Итак, в почву действительности щедрой рукой бросал Гоголь семена смеха, и неожиданно для него из этого посева народилось в его произведениях человечество не только смешное, но и страшное. Он испугался его, он в своей исповеди и письмах просил прощения у своих карикатур, у всех, кого он обидел или осмеял: насмешка над другими перешла в серьезность к себе. «Чушь и дичь» видел он по обеим сторонам своей жизненной дороги, и потому «исполинский образ скуки» восстал перед ним; он хотел спугнуть его фигурами утешительными, положительными, – это не было ему дано; смешное так властно было над ним, что даже в «Разъезде», когда сердце его разрывалось от боли, он все-таки слышал и видел комические речи, комические лица, это человечество на улице, эту разнообразно одетую толпу, которая спешит в свои дома и на свой Невский проспект с его обманами и тайнами. Он хотел быть Шиллером, но мир ему неизменно показывал себя в освещении Свифта и Сервантеса. И он умер среди своего уродливого маскарада, в заколдованном кругу ряженых, которые так-таки и не могли скинуть своих масок и под ними навсегда похоронили свои лица.

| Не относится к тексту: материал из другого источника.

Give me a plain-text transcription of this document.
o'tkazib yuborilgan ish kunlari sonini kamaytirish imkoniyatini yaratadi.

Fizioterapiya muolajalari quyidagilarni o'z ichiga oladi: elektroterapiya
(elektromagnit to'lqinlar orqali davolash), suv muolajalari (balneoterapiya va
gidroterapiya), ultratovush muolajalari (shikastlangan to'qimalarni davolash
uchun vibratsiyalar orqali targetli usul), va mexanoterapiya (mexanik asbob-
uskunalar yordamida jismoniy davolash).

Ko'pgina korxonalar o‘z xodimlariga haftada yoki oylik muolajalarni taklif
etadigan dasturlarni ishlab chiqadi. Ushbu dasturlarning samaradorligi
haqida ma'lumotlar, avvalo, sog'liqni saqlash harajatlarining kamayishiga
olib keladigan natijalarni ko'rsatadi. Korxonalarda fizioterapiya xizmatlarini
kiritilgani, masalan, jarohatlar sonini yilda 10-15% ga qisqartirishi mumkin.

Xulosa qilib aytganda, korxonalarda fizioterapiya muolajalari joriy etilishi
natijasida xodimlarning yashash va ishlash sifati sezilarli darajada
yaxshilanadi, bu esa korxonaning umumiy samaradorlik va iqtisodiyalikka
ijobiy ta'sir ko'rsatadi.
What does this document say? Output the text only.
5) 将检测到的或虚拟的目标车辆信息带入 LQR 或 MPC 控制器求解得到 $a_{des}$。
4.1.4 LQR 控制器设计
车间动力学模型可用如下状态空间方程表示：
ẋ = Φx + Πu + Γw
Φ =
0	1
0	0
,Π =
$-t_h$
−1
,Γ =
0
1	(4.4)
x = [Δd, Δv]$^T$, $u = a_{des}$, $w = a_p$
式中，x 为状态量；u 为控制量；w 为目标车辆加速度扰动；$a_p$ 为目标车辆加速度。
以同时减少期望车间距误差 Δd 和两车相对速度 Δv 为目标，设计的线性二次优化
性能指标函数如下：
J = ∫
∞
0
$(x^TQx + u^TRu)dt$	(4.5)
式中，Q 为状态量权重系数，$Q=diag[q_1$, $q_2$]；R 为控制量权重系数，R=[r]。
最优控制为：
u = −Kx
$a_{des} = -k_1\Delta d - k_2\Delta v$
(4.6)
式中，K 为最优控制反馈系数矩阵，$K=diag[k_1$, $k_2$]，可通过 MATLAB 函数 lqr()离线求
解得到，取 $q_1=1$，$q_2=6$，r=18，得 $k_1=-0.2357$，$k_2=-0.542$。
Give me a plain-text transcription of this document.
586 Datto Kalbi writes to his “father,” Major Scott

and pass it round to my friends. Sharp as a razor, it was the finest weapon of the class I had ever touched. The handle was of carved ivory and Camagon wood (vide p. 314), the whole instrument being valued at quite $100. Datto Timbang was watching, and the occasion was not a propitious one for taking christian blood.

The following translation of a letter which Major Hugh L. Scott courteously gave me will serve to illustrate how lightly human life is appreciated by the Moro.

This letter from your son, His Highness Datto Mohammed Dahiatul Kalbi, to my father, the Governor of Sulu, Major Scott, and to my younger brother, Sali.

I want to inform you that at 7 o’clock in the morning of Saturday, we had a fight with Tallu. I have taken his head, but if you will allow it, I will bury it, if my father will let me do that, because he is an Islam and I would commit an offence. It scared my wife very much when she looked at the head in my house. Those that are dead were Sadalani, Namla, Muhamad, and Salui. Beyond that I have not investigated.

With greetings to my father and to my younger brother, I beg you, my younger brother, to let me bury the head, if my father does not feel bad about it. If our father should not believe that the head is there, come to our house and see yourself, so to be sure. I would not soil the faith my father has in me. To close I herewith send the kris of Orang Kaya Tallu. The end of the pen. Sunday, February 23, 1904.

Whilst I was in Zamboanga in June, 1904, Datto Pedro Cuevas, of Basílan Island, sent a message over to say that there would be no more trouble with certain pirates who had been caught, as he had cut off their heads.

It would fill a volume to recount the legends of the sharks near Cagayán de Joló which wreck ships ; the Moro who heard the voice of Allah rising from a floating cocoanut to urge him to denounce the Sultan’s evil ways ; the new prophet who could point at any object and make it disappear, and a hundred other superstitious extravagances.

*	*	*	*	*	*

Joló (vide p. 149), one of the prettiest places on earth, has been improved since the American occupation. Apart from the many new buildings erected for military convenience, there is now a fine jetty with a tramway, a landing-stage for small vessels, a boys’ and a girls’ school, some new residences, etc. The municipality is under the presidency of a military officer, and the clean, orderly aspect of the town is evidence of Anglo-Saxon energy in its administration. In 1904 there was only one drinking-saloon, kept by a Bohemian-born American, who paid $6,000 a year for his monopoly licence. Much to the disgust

Но между героями Шиллера и героем Сервантеса существует гораздо большее родство и сходство, чем это кажется на первый взгляд. Во всяком случае, Гоголь оставил человечеству отзвуки своих внутренних борений. Он испытал муки Тантала: он понимал «согласие и высокую мудрость простоты», он чувствовал прекрасное, но не мог сорвать его с дерева искусства и облечь в человеческую форму. Как примирить этот сокровенный идеализм с тем, что не Гоголь владел смехом, а смех владел им, и с тем, что определенные стремления писателя отличались низменностью, что был у него идеализм, но не было идеалов, – мы не знаем. Но важно то, что соединялись в Гоголе оба эти противоположные элемента, и если не в силах дать им синтеза мы, то был таким живым синтезом их сам загадочный Гоголь.
И хотя обидно и стыдно находить себя среди его художественной кунсткамеры, но – кто знает? – может быть, как, по его собственной мысли, отдельному человеку во благо идут и болезни, оскорбления, так и человечеству нужно это неумолимое изобличение, эти немилосердные попреки и насмешки, которые он бросал ему в его смешное лицо. Может быть, нужны эти змеи гениального остроумия, пущенные в самую гущу жизни, против ее мертвых и мертвенных душ. Ведь то, что Гоголь осмеял, уже не смеет показаться на свет Божий, не рискуя услышать одну из тех гоголевских кличек, которые вошли в обиход русского языка, как вошли в него и другие блестки его юмора, рассыпавшаяся в наших разговорах сокровищница его бессмертного смеха.